© JUNGE FREIHEIT Verlag GmbH & Co.  www.jungefreiheit.de    14/02 29. März 2002

 
Flucht durch den Notausgang
Unhöfliche Gastgeber: Der Eklat auf der Pariser Buchmesse vergiftet das europäische Klima
Richard Stoltz

Das Datum verdient festgehalten zu werden: Im "Salon du Livre", der traditionellen Pariser Buchmesse, wo es - wie in Frankfurt - stets einen "Ehrengast" gibt, also ein Land, dessen Literatur ausdrücklich mit Festreden und Staatsempfängen geehrt und vorgezeigt wird, sind sich die Ehrengäste jetzt ihres Lebens nicht mehr sicher. Sie werden beleidigt, gedemütigt und attackiert. Statt Ehrbezeigung gibt es Spießrutenlauf.

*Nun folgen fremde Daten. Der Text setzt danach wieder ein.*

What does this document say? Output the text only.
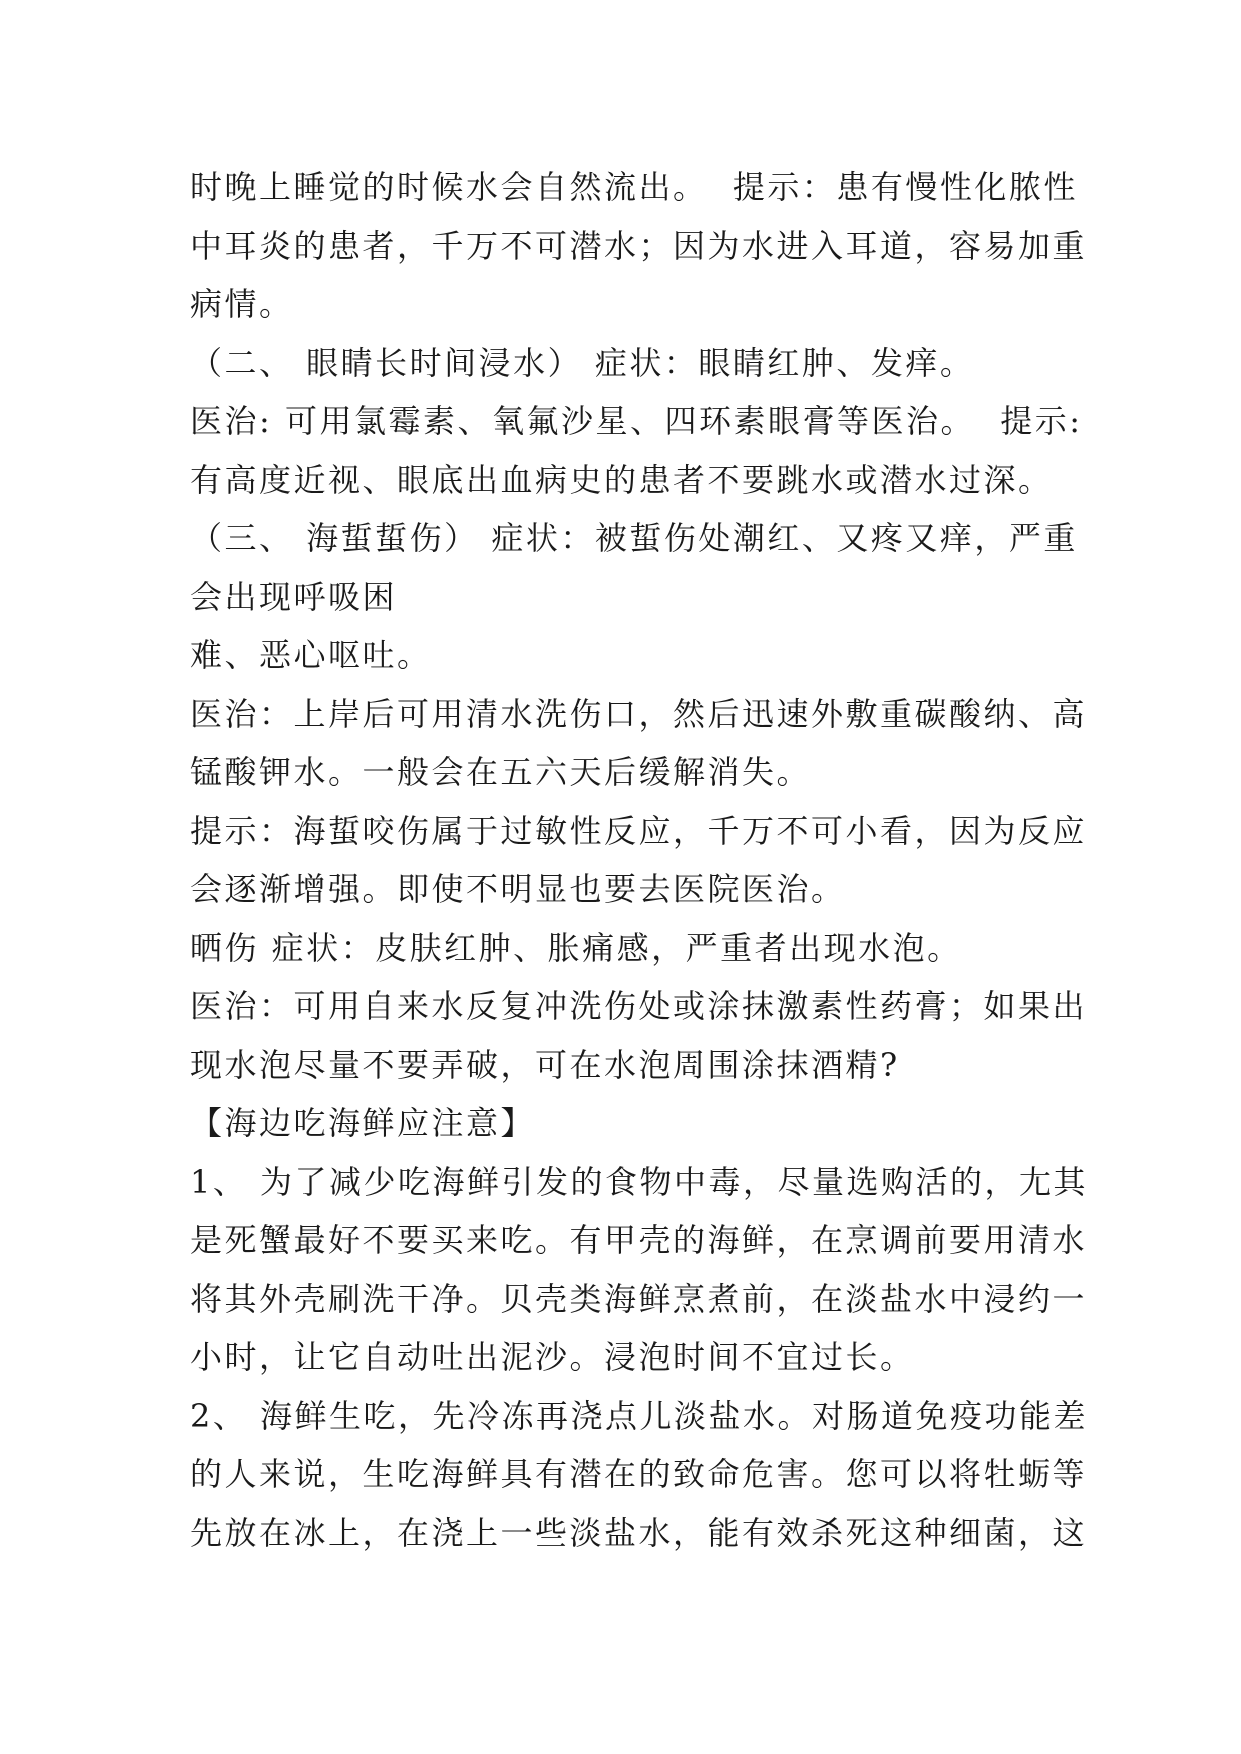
时晚上睡觉的时候水会自然流出。  提示：患有慢性化脓性
中耳炎的患者，千万不可潜水；因为水进入耳道，容易加重
病情。
（二、 眼睛长时间浸水） 症状：眼睛红肿、发痒。
医治: 可用氯霉素、氧氟沙星、四环素眼膏等医治。  提示:
有高度近视、眼底出血病史的患者不要跳水或潜水过深。
（三、 海蜇蜇伤） 症状：被蜇伤处潮红、又疼又痒，严重
会出现呼吸困
难、恶心呕吐。
医治：上岸后可用清水洗伤口，然后迅速外敷重碳酸纳、高
锰酸钾水。一般会在五六天后缓解消失。
提示：海蜇咬伤属于过敏性反应，千万不可小看，因为反应
会逐渐增强。即使不明显也要去医院医治。
晒伤 症状：皮肤红肿、胀痛感，严重者出现水泡。
医治：可用自来水反复冲洗伤处或涂抹激素性药膏；如果出
现水泡尽量不要弄破，可在水泡周围涂抹酒精?
【海边吃海鲜应注意】
1、 为了减少吃海鲜引发的食物中毒，尽量选购活的，尢其
是死蟹最好不要买来吃。有甲壳的海鲜，在烹调前要用清水
将其外壳刷洗干净。贝壳类海鲜烹煮前，在淡盐水中浸约一
小时，让它自动吐出泥沙。浸泡时间不宜过长。
2、 海鲜生吃，先冷冻再浇点儿淡盐水。对肠道免疫功能差
的人来说，生吃海鲜具有潜在的致命危害。您可以将牡蛎等
先放在冰上，在浇上一些淡盐水，能有效杀死这种细菌，这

Italien war heuer in Paris der "Ehrengast", aber schon vor Eröffnung der Messe setzte in den Medien und von Seiten der linken französischen Regierung eine Hetze gegen die Italiener ein. Die Kulturministerin Catherine Tasca erklärte in aller Öffentlichkeit, sie werde Roms Ministerpräsidenten Berlusconi, falls er es wagen sollte, die Messe zu besuchen, den Handschlag verweigern. Aktivisten der autonomen Pariser Szene, verstärkt durch einige extra aus Italien angereiste Genossen, verhinderten gewaltsam einen Vortrag des Staatssekretärs Vittorio Sgarbi zum Thema "Geschichte und Geographie der italienischen Kunst". Sgarbi und andere aus Rom angereiste Offizielle konnten das Messegelände gerade noch unversehrt durch einen Notausgang verlassen.

Kurz vorher war in Bologna der Wirtschaftsberater der römischen Regierung, Marco Biagi, von Linksautonomen auf offener Straße erschossen worden. Doch die Pariser Aktivisten wurden dadurch keineswegs zur Zurückhaltung veranlaßt, im Gegenteil, sie entfalteten vor den italienischen Buchständen Plakate mit der Aufschrift "Mörder!", so als hätte die italienische Regierung selbst ihren Berater erschossen.

Die Randalierer dienten offenbar als Handlanger der Regierung, und diese benutzte den "Salon du Livre" ungeniert, um an die berüchtigten Sanktionen der EU gegen Österreich anzuknüpfen und das europäische Klima wieder einmal gründlich zu vergiften. Eine Buchmesse als Giftpfeil, so etwas hat es bisher noch nicht gegeben. Die Pariser werden sich viel Mühe geben müssen, wenn sie ihren Ruf als höfliche Gastgeber wiederherstellen wollen.